Ma per la segretaria confederale “altri gravi punti sono rimasti ed altri se ne sono aggiunti, in direzione del rafforzamento dei poteri dei datori di lavoro a scapito dei lavoratori e loro rappresentanti”. Tra questi punti, elenca la sindacalista, “lo svuotamento delle norme di contrasto al lavoro nero e irregolare; la visita preassuntiva svolta dal medico aziendale; la riduzione dei diritti in caso di sopravvenuta inidoneità alla mansione; il controllo della funzionalità dei rappresentanti dei lavoratori da parte degli organismi paritetici: il prossimo passo sarà che Confindustria o Confapi potranno dare i voti in sede bilaterale all’attività del sindacato? E l’accordo separato Confapi addirittura prevede che l’attività degli Rlst dipenda dalle priorità definite in sede bilaterale”.
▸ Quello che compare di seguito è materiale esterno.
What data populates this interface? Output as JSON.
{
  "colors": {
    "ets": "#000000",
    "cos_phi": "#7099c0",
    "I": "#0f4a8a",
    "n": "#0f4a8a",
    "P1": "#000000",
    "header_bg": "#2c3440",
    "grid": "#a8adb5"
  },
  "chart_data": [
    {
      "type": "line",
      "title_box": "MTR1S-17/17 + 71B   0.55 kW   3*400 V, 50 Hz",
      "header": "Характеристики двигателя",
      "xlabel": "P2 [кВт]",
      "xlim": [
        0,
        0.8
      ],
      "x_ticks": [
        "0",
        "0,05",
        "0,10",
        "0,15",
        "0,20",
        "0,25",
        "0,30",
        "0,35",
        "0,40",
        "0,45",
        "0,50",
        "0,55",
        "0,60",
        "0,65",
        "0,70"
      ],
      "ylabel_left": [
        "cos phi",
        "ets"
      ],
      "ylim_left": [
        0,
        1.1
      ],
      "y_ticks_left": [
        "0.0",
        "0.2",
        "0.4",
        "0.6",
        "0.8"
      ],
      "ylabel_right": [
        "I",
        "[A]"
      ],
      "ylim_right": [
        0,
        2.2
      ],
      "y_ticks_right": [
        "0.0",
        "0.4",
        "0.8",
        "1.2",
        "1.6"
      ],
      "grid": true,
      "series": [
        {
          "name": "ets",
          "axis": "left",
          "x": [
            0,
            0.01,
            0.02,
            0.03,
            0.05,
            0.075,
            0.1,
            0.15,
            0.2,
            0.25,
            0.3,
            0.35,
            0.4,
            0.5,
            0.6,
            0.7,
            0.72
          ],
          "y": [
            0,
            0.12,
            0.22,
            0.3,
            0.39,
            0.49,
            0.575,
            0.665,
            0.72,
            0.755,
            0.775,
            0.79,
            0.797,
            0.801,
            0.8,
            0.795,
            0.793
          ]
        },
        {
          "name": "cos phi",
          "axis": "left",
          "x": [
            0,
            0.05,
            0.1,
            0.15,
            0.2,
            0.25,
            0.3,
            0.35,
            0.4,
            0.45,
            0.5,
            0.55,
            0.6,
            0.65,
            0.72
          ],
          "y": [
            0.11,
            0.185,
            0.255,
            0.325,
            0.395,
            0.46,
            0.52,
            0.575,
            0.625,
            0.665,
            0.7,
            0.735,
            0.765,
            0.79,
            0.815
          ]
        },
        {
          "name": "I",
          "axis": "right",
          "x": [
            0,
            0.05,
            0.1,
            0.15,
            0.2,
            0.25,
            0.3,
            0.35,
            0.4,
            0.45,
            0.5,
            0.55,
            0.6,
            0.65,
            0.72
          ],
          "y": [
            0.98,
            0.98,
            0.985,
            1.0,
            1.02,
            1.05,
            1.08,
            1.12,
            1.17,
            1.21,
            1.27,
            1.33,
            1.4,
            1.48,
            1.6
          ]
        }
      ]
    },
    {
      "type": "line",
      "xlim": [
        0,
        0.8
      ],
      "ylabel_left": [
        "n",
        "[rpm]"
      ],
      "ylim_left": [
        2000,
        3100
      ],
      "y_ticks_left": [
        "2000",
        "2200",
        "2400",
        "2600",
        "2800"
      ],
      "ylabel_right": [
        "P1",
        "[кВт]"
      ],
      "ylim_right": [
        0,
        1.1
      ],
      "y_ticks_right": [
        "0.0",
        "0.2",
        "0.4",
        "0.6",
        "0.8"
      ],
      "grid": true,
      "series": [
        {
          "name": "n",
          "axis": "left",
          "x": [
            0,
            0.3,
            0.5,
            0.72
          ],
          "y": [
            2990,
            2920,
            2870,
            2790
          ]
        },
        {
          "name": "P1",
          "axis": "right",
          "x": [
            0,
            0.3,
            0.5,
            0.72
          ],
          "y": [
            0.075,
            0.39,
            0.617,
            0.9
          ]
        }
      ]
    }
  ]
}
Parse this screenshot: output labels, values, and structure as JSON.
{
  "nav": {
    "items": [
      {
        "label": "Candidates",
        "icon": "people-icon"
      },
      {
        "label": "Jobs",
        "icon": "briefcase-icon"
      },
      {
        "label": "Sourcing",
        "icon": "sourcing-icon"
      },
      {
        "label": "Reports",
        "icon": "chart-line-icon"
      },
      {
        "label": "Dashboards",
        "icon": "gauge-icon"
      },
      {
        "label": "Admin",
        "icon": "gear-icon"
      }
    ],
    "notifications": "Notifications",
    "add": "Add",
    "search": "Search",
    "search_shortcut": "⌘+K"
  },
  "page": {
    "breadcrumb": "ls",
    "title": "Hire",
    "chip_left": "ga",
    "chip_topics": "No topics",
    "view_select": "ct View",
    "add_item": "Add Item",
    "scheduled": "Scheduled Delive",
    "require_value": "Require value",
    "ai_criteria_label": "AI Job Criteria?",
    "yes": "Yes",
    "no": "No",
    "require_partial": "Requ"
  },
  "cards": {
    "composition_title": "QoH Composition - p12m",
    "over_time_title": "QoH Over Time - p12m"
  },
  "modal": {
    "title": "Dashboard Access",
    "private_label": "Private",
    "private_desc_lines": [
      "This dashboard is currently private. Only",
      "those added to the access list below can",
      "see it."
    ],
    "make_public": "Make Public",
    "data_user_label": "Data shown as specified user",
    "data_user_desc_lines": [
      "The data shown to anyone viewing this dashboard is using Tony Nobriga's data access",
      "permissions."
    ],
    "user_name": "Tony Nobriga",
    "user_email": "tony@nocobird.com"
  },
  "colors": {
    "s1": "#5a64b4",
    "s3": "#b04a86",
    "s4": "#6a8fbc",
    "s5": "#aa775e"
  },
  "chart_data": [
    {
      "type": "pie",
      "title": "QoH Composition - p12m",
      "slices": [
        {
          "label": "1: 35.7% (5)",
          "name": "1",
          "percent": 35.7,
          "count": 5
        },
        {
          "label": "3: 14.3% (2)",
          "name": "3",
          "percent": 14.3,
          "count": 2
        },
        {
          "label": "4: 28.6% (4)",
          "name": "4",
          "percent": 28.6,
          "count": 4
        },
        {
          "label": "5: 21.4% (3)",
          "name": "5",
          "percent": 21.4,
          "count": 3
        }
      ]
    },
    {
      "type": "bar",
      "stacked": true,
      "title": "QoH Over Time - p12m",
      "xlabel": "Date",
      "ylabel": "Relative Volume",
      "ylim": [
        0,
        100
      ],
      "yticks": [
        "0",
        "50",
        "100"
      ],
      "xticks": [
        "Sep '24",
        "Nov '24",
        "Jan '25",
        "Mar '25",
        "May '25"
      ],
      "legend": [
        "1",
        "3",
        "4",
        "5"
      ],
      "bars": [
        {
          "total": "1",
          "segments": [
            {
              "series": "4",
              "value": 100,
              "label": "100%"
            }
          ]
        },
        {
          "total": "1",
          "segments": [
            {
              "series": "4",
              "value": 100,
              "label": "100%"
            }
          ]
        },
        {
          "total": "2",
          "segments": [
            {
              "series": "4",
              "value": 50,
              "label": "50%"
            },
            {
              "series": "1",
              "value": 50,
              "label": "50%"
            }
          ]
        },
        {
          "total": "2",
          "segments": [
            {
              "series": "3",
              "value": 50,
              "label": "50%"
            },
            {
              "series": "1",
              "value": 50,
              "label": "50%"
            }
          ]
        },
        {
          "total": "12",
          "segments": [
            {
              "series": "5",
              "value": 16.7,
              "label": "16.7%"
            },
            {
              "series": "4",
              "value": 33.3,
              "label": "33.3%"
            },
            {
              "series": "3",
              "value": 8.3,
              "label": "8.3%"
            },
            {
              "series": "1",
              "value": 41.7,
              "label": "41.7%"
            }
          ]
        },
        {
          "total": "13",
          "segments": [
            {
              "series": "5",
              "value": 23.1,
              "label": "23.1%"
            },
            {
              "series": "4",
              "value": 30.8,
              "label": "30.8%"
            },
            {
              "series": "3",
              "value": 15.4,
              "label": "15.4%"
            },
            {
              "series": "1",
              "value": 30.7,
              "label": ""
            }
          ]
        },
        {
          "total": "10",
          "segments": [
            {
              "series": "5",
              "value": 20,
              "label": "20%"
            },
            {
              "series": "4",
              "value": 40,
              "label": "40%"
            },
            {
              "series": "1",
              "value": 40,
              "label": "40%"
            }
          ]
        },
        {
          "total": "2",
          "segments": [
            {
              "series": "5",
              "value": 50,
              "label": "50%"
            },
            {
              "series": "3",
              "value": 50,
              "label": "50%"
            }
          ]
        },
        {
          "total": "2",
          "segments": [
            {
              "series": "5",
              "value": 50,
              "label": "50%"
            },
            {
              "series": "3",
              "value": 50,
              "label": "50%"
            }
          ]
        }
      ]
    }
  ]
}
Nello stesso solco, continua, “la scelta di ridurre la valutazione dei rischi da interferenza negli appalti, di vincolare l’Rls all’esame del Dvr (Documento di Valutazione dei Rischi) solo all’interno dell’azienda. Anche le sanzioni sono state ampiamente ridotte, insieme al preventivo depotenziamento delle attività di vigilanza e ispezione deciso, con misure amministrative, dal Ministro Sacconi. Cosa che inficia in nuce la stessa ‘patente a punti’”. La Cgil, conclude Agnello, “ribadisce la propria contrarietà a questa ennesima controriforma e continuerà il suo impegno per l’integrità psicofisica di chi lavora nei luoghi di lavoro, con la contrattazione e attraverso puntuali verifiche giuridiche”.
Le modifiche non piacciono neppure alla Fiom, come ha annunciato ieri il segretario nazionale Giorgio Cremaschi. “L’operazione – ha detto il dirigente sindacale – è stata condotta in modo meticoloso e con qualche furbizia, evidentemente sotto dettatura degli esperti legali di Confindustria e delle imprese”.
Parole di compiacimento arrivano invece da Cisl e Uil. “Si apre una nuova stagione di impegno fattivo”, afferma Fulvio Giacomassi, segretario confederale Cisl, che esprime “soddisfazione per l'introduzione nel decreto di un sistema di qualificazione delle imprese basato sull'assegnazione di un punteggio per azienda sensibile ad indicatori di merito su questioni di tutela a partire dal contrasto del lavoro irregolare”. A giudizio della Cisl sono “buone anche le modifiche di carattere integrativo e migliorativo, su rappresentanza, pariteticità, finanziamento delle attività promozionali e ruolo di indirizzo delle istituzioni centrali e territoriali, in concerto con le parti sociali, nel più ampio spirito europeo”. Per il segretario confederale Uil Paolo Carcassi, poi, “sono state positivamente modificate dal governo materie importanti, quali quelle della responsabilità del datore di lavoro, quelle sugli appalti e sulla sospensione della attività , quelle sulla rappresentanza e sul reale sostegno a rappresentanti territoriali alla sicurezza”. Negativo, invece, il suo giudizio “sull’indebolimento delle sanzioni”, anche se “l’impianto complessivo del Testo Unico, che abbiamo valutato positivamente esce confermato dal correttivo”.